Rprop¶
Aakaar provides a native implementation of Rprop (Resilient Backpropagation), an optimization algorithm that determines the update step size based solely on the sign of the gradient, completely ignoring its magnitude.
What it does¶
In standard gradient descent algorithms, the size of the parameter update is proportional to the magnitude of the gradient. This can lead to problems in regions of the loss landscape with very small gradients (such as plateaus), where the updates become agonizingly slow, or regions with very steep gradients, where the updates become violently large.
Rprop solves this by entirely discarding the gradient's magnitude. It maintains a separate step size for every single parameter. It then looks at the direction (sign) of the gradient over two consecutive steps: * If the gradient points in the same direction as the last step, it means we are safely moving down a slope, so Rprop increases the step size to move faster. * If the gradient changes direction, it means we just jumped over a local minimum, so Rprop decreases the step size to backtrack and fine-tune.
The Math (What it means)¶
For each parameter \(\theta\), Rprop tracks a step size \(\Delta_t\). Let \(g_t\) be the gradient \(\nabla L(\theta_t)\) at time step \(t\).
First, Rprop compares the sign of the current gradient \(g_t\) with the previous gradient \(g_{t-1}\):
-
Same direction (\(g_{t-1} \cdot g_t > 0\)): The step size is increased by a factor \(\eta^+\), capped at a maximum \(\Delta_{max}\): $\(\Delta_t = \min(\Delta_{t-1} \cdot \eta^+, \Delta_{max})\)$
-
Changed direction (\(g_{t-1} \cdot g_t < 0\)): The step size is decreased by a factor \(\eta^-\), bounded by a minimum \(\Delta_{min}\): $\(\Delta_t = \max(\Delta_{t-1} \cdot \eta^-, \Delta_{min})\)$ Additionally, the current gradient \(g_t\) is forced to \(0\) for the next step's comparison so that the optimizer doesn't penalize the step size twice.
-
Zero gradient (\(g_{t-1} \cdot g_t = 0\)): The step size remains unchanged: $\(\Delta_t = \Delta_{t-1}\)$
Finally, the parameter is updated by taking a step in the direction of the negative gradient, using only the computed step size \(\Delta_t\): $\(\theta_{t+1} = \theta_t - \text{sign}(g_t) \cdot \Delta_t\)$
Usage¶
import aakaar.optim as optim
# Initialize Rprop
optimizer = optim.Rprop(
model.parameters(),
lr=0.01,
etas=(0.5, 1.2),
step_sizes=(1e-06, 50)
)
# Standard training loop execution
optimizer.zero_grad()
loss = model(inputs).sum()
loss.backward()
optimizer.step()
Parameters¶
- parameters: Iterable of Aakaar tensors to optimize.
- lr (float, default: 0.01): The initial step size (\(\Delta_0\)) for all parameters.
- etas (tuple, default: (0.5, 1.2)): A pair of scale factors \((\eta^-, \eta^+)\). \(\eta^-\) is the multiplicative decrease factor (must be \(< 1\)), and \(\eta^+\) is the multiplicative increase factor (must be \(> 1\)).
- step_sizes (tuple, default: (1e-6, 50)): A pair of bounds \((\Delta_{min}, \Delta_{max})\) that dictate the minimum and maximum allowed step sizes.
When to use it¶
Rprop is strictly designed for full-batch optimization.

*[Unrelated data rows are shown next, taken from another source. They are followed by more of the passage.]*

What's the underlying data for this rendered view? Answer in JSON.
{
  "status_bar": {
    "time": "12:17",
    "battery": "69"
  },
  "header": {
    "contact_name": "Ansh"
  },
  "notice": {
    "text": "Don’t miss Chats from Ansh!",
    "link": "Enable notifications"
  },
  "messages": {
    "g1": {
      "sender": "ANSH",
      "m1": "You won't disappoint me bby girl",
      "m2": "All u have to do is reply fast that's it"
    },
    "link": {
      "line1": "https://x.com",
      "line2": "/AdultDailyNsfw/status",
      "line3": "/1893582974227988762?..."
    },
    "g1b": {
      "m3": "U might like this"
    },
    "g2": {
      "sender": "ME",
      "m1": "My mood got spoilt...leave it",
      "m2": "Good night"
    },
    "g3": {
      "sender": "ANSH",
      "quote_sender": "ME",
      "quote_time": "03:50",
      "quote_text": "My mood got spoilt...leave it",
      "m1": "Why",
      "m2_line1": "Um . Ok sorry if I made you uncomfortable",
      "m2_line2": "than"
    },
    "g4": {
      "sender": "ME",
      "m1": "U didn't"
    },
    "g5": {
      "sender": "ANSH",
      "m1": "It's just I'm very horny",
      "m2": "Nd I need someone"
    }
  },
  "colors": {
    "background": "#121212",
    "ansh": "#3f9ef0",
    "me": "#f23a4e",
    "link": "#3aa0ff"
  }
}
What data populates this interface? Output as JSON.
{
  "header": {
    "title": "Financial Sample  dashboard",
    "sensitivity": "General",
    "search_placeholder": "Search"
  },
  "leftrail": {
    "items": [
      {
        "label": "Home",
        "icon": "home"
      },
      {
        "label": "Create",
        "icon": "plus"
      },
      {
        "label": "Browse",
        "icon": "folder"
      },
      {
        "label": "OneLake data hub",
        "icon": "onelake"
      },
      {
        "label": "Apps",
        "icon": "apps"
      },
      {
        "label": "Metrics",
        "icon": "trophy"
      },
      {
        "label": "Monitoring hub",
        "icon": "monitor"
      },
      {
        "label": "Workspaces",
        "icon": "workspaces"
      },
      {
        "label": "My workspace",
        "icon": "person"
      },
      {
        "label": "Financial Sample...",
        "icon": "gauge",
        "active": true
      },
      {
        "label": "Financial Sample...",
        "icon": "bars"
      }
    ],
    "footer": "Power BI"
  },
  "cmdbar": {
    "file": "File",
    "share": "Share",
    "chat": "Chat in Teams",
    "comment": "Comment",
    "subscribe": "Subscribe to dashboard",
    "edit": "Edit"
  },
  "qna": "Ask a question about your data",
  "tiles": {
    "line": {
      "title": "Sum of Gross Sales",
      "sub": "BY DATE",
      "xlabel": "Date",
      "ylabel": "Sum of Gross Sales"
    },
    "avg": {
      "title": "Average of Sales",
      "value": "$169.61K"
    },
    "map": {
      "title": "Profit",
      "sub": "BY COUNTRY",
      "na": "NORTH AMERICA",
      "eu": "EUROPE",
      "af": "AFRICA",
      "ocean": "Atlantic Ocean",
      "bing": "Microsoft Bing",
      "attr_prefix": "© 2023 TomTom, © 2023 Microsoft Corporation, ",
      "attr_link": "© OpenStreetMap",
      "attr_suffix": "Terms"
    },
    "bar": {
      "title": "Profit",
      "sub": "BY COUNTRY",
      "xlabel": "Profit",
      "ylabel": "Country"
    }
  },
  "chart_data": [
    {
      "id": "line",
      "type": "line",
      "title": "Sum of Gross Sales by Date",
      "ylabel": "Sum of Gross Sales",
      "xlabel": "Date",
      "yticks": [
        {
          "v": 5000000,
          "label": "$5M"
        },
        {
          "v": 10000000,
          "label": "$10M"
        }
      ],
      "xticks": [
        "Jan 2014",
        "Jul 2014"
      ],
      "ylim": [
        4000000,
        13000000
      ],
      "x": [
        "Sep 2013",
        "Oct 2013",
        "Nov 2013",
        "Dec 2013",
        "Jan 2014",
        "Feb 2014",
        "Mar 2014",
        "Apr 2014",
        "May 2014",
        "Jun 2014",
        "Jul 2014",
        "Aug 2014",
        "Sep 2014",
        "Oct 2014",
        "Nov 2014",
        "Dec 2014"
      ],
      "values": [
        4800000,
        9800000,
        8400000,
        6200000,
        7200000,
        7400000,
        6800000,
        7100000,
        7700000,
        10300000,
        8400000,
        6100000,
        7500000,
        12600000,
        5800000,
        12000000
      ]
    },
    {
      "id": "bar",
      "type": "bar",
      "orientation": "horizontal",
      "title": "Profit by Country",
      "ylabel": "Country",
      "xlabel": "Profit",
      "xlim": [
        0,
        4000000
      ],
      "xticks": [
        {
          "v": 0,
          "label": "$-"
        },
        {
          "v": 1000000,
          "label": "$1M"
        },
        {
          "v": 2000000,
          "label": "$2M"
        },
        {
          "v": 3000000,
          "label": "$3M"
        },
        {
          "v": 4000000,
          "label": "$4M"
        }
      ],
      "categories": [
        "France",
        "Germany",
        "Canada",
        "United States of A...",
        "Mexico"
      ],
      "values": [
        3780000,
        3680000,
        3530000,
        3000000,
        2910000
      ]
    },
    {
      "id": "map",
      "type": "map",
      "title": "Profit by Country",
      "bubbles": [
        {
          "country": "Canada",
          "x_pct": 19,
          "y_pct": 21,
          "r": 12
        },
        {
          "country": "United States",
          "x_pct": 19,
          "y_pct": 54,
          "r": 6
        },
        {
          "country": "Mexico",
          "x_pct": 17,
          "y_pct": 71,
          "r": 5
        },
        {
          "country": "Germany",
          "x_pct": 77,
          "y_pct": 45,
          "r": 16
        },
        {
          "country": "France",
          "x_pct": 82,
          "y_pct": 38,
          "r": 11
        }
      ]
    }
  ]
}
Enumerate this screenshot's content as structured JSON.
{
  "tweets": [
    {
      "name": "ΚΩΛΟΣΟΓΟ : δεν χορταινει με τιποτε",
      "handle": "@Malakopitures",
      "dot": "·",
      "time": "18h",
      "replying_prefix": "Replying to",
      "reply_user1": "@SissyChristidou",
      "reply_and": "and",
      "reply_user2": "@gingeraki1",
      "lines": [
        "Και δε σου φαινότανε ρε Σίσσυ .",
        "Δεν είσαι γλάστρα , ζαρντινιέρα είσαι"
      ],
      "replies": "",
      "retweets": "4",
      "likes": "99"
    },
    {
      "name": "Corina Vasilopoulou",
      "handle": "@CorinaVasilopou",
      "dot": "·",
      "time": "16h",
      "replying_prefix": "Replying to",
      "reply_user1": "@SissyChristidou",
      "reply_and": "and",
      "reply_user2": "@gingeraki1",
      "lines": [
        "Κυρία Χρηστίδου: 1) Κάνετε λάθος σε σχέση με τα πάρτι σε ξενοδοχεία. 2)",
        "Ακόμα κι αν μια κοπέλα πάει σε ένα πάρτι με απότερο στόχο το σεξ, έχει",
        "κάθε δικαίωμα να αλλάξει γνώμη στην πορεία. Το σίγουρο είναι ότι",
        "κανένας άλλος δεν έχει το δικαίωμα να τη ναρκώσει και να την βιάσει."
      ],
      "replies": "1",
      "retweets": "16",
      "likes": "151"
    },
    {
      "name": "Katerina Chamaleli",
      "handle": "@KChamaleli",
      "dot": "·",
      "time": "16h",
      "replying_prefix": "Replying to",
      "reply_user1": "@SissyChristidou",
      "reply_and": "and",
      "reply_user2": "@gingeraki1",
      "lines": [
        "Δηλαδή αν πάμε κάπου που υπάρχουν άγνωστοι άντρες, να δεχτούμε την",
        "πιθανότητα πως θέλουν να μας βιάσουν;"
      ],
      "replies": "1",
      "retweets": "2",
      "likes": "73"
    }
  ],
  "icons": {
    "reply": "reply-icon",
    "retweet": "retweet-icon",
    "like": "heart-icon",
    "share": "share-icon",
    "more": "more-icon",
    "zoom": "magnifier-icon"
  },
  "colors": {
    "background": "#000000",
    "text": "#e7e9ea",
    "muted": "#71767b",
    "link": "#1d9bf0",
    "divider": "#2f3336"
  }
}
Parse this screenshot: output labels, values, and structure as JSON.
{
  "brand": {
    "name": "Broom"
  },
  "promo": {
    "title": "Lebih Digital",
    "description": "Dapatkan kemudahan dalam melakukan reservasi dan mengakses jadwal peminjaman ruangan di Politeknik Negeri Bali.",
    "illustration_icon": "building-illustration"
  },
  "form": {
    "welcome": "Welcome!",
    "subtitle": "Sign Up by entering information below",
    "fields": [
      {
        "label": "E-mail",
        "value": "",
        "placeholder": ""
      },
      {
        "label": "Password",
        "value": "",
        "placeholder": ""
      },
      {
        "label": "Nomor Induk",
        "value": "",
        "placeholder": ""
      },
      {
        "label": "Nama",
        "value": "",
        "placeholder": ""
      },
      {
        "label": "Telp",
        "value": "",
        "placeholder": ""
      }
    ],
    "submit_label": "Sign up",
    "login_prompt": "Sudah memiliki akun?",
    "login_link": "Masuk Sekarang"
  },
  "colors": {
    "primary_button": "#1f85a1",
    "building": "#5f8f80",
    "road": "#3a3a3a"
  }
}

Because it relies entirely on the exact sign of the gradient to determine when a minimum has been crossed, it fails catastrophically if the gradient signs are noisy. Therefore, it should never be used with mini-batch Stochastic Gradient Descent (SGD). Use Rprop only when your dataset is small enough that you can pass the entire dataset through the model in a single forward pass, or for deterministic mathematical optimization problems.